When Humans Are Sheltered in Place, Wild Animals Will Play

Under the cover of night, in their feathered, silken, cream-colored coats, they trotted into Llandudno, a seaside town in Wales.

On Thursday evening, a herd of Great Orme Kashmiri goats galloped through the desolate streets of the small town looking for food. Some goats got their fill from hedges, others climbed building walls.

“They are very mischievous,” Andrew Stuart, a Llandudno resident who spotted the goats, said in an interview. “They seem a bit wary of humans, they wouldn’t go past me at one point and were very cautious.”

Luckily for the goats, there weren’t many humans around.

More than a billion people worldwide are staying at home under guidance from their governments, socially distancing themselves from one another to avoid the spread of the coronavirus, which has claimed over 43,000 lives globally, including 2,300 in Britain.

With businesses closed and towns and cities emptied out, people are getting a glimpse of what animals that usually keep their distance do when they are left alone.

“They were just racing through the town,” said Mr. Stuart, who called a nonemergency police line. “They are in town because it is so quiet, because hardly anyone is about.”

There is also hardly anyone outside in San Francisco — except for the coyotes.

Residents in San Francisco have been under orders to practice social distancing for two weeks, leaving their homes only to buy groceries, go to pharmacies and participate in other essential tasks.
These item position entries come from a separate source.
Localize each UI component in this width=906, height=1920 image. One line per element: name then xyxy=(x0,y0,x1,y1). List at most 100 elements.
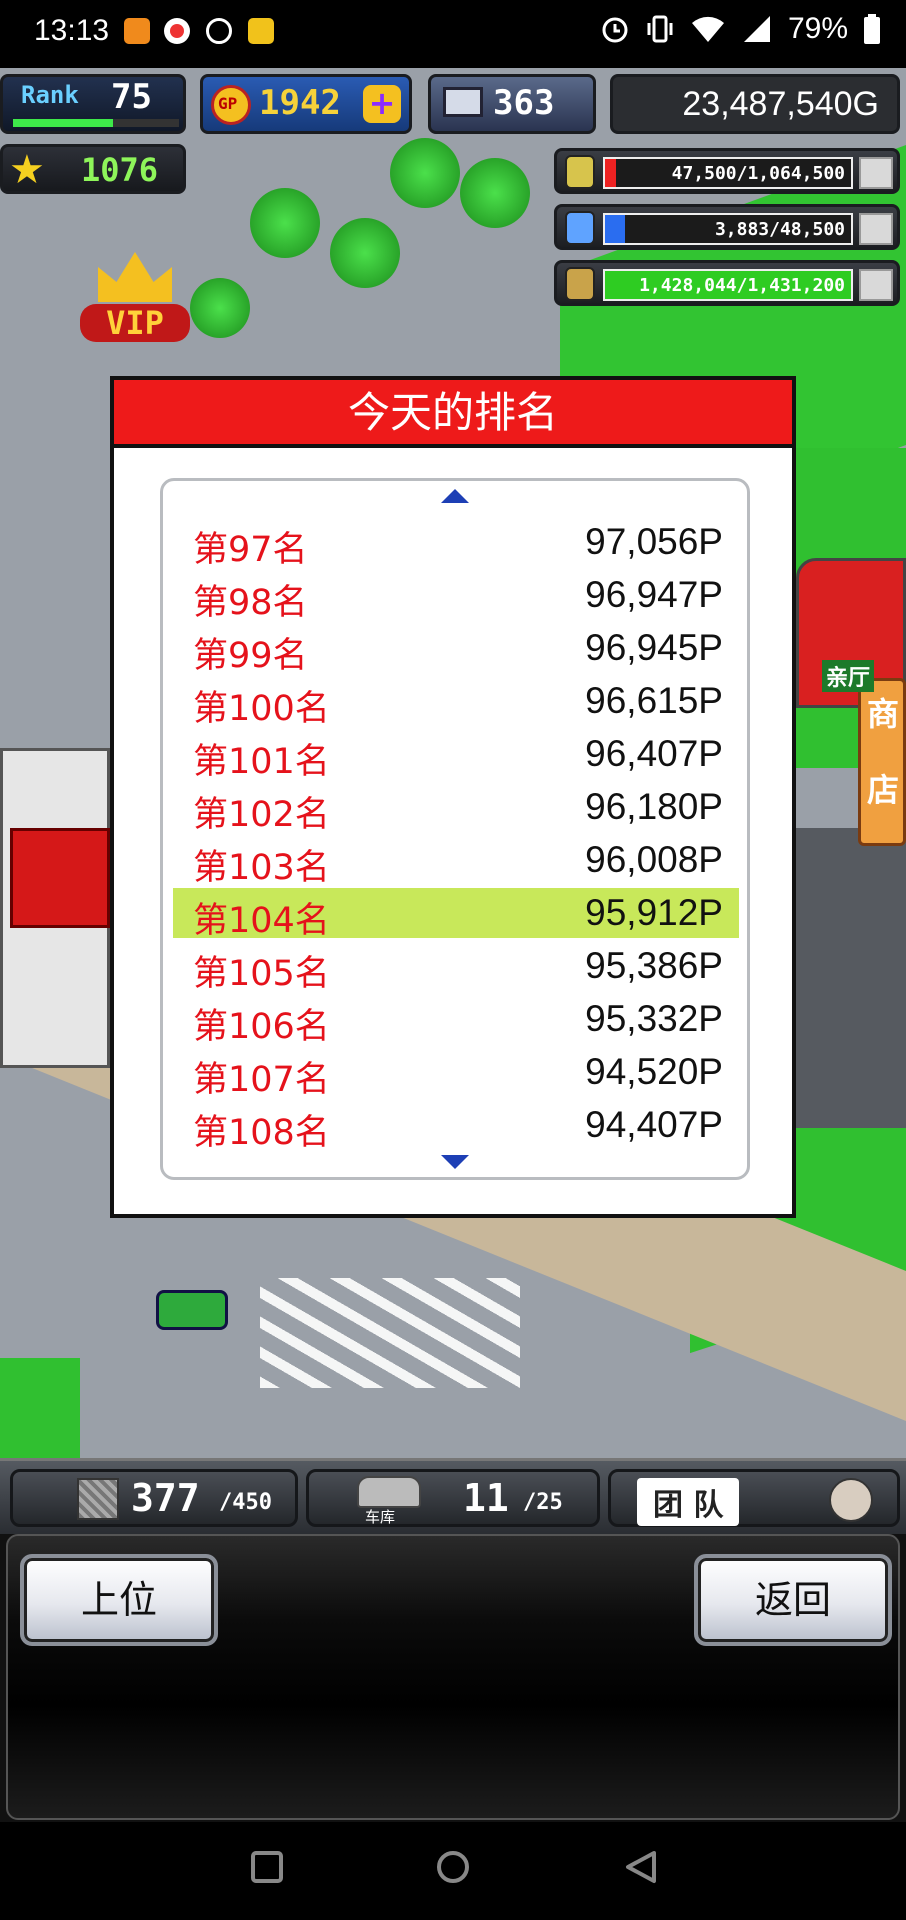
resource-track: 1,428,044/1,431,200 xyxy=(603,269,853,301)
rank-points: 96,008P xyxy=(585,839,723,880)
pit-area xyxy=(796,828,906,1128)
alarm-icon xyxy=(602,17,628,43)
shop-sign[interactable]: 商 店 xyxy=(858,678,906,846)
gp-value: 1942 xyxy=(259,83,341,123)
money-value: 23,487,540G xyxy=(682,85,879,123)
storage-counter[interactable]: 377 /450 xyxy=(10,1469,298,1527)
star-value: 1076 xyxy=(81,151,159,189)
vip-badge[interactable]: VIP xyxy=(80,252,190,352)
ranking-row[interactable]: 第99名 96,945P xyxy=(173,623,739,676)
computer-value: 363 xyxy=(493,83,555,123)
star-icon: ★ xyxy=(9,147,45,193)
resource-value: 47,500/1,064,500 xyxy=(671,163,845,184)
rank-points: 95,386P xyxy=(585,945,723,986)
ranking-row[interactable]: 第106名 95,332P xyxy=(173,994,739,1047)
app-notification-icon xyxy=(248,18,274,44)
rank-points: 94,407P xyxy=(585,1104,723,1145)
garage-label: 车库 xyxy=(365,1508,396,1526)
rank-panel: Rank 75 xyxy=(0,74,186,134)
resource-end-cap xyxy=(859,213,893,245)
ranking-row[interactable]: 第97名 97,056P xyxy=(173,517,739,570)
rank-position: 第102名 xyxy=(193,795,330,835)
resource-fill xyxy=(605,159,617,187)
ranking-row[interactable]: 第104名 95,912P xyxy=(173,888,739,941)
scroll-up-icon[interactable] xyxy=(441,489,469,503)
rank-position: 第101名 xyxy=(193,742,330,782)
rank-position: 第106名 xyxy=(193,1007,330,1047)
battery-percent: 79% xyxy=(787,12,848,45)
command-area: 上位 返回 xyxy=(6,1534,900,1820)
coin-stack-icon xyxy=(565,155,595,189)
rank-points: 96,615P xyxy=(585,680,723,721)
rank-position: 第107名 xyxy=(193,1060,330,1100)
crate-icon xyxy=(77,1478,119,1520)
rank-points: 94,520P xyxy=(585,1051,723,1092)
vip-label: VIP xyxy=(80,304,190,342)
system-nav-bar xyxy=(0,1822,906,1920)
battery-icon xyxy=(864,14,880,44)
rank-position: 第103名 xyxy=(193,848,330,888)
home-circle-icon[interactable] xyxy=(434,1850,472,1888)
rank-points: 96,407P xyxy=(585,733,723,774)
ranking-row[interactable]: 第98名 96,947P xyxy=(173,570,739,623)
palm-tree xyxy=(250,188,320,258)
rank-points: 95,912P xyxy=(585,892,723,933)
app-notification-icon xyxy=(124,18,150,44)
gp-panel[interactable]: GP 1942 + xyxy=(200,74,412,134)
rank-points: 96,945P xyxy=(585,627,723,668)
status-time: 13:13 xyxy=(34,14,110,47)
rank-position: 第97名 xyxy=(193,530,308,570)
ranking-row[interactable]: 第108名 94,407P xyxy=(173,1100,739,1153)
back-triangle-icon[interactable] xyxy=(624,1850,658,1884)
ranking-row[interactable]: 第102名 96,180P xyxy=(173,782,739,835)
rank-points: 97,056P xyxy=(585,521,723,562)
rank-position: 第108名 xyxy=(193,1113,330,1153)
storage-max: /450 xyxy=(219,1490,272,1515)
palm-tree xyxy=(330,218,400,288)
resource-bar: 1,428,044/1,431,200 xyxy=(554,260,900,306)
rank-position: 第98名 xyxy=(193,583,308,623)
computer-panel: 363 xyxy=(428,74,596,134)
grass-area xyxy=(0,1358,80,1458)
hall-sign: 亲厅 xyxy=(822,660,875,692)
top-rank-button[interactable]: 上位 xyxy=(20,1554,218,1646)
rank-points: 96,947P xyxy=(585,574,723,615)
palm-tree xyxy=(190,278,250,338)
back-button[interactable]: 返回 xyxy=(694,1554,892,1646)
resource-track: 47,500/1,064,500 xyxy=(603,157,853,189)
scroll-down-icon[interactable] xyxy=(441,1155,469,1169)
ranking-row[interactable]: 第100名 96,615P xyxy=(173,676,739,729)
rank-value: 75 xyxy=(111,77,152,117)
resource-value: 3,883/48,500 xyxy=(714,219,845,240)
ranking-list[interactable]: 第97名 97,056P 第98名 96,947P 第99名 96,945P 第100名 96… xyxy=(160,478,750,1180)
dialog-title: 今天的排名 xyxy=(114,380,792,448)
go-kart[interactable] xyxy=(156,1290,228,1330)
recents-square-icon[interactable] xyxy=(250,1850,284,1884)
palm-tree xyxy=(390,138,460,208)
rank-position: 第99名 xyxy=(193,636,308,676)
money-panel: 23,487,540G xyxy=(610,74,900,134)
wifi-icon xyxy=(691,16,724,42)
star-panel: ★ 1076 xyxy=(0,144,186,194)
resource-end-cap xyxy=(859,157,893,189)
garage-counter[interactable]: 车库 11 /25 xyxy=(306,1469,600,1527)
resource-bar: 3,883/48,500 xyxy=(554,204,900,250)
ranking-row[interactable]: 第107名 94,520P xyxy=(173,1047,739,1100)
shop-sign-char: 商 xyxy=(867,695,900,733)
add-gp-button[interactable]: + xyxy=(363,85,401,123)
signal-icon xyxy=(743,16,770,42)
ranking-dialog: 今天的排名 第97名 97,056P 第98名 96,947P 第99名 96,945P 第… xyxy=(110,376,796,1218)
crosswalk xyxy=(260,1278,520,1388)
bottom-panel: 377 /450 车库 11 /25 团 队 上位 返回 xyxy=(0,1458,906,1822)
app-notification-icon xyxy=(206,18,232,44)
resource-end-cap xyxy=(859,269,893,301)
garage-car-icon xyxy=(357,1476,421,1508)
ranking-row[interactable]: 第103名 96,008P xyxy=(173,835,739,888)
ranking-row[interactable]: 第105名 95,386P xyxy=(173,941,739,994)
rank-progress-bar xyxy=(13,119,179,127)
rank-label: Rank xyxy=(21,81,79,109)
team-counter[interactable]: 团 队 xyxy=(608,1469,900,1527)
wheat-icon xyxy=(565,267,595,301)
ranking-row[interactable]: 第101名 96,407P xyxy=(173,729,739,782)
rank-position: 第104名 xyxy=(193,901,330,941)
The streets have been left to the coyotes, which seem to be venturing farther into the city because there are so few cars, according to Deb Campbell, a spokeswoman for San Francisco Animal Care and Control.

“We have had a lot more reported sightings of them in the streets,” she said. “They are probably wondering where everyone went.”

Social distancing has not increased wild animals’ populations, but it does seem to have changed their behavior in seeking new food sources, said Jim Fredericks, chief entomologist at the National Pest Management Association.

“What we are also seeing is that they are looking for food in places they had not before,” he said. “The part of the equation that is missing right now is people.”

Ever since Louisiana imposed a lockdown, causing restaurants to shut down, the rats in New Orleans are almost certainly wondering where the usual French Quarter crowds — and their trash — have gone.

“Animals are opportunistic and feed off trash,” said Claudia Riegel, executive director of the New Orleans Mosquito, Termite and Rodent Control Board. “The restaurants are producing a lot of trash, and right now, a lot of that is just gone.”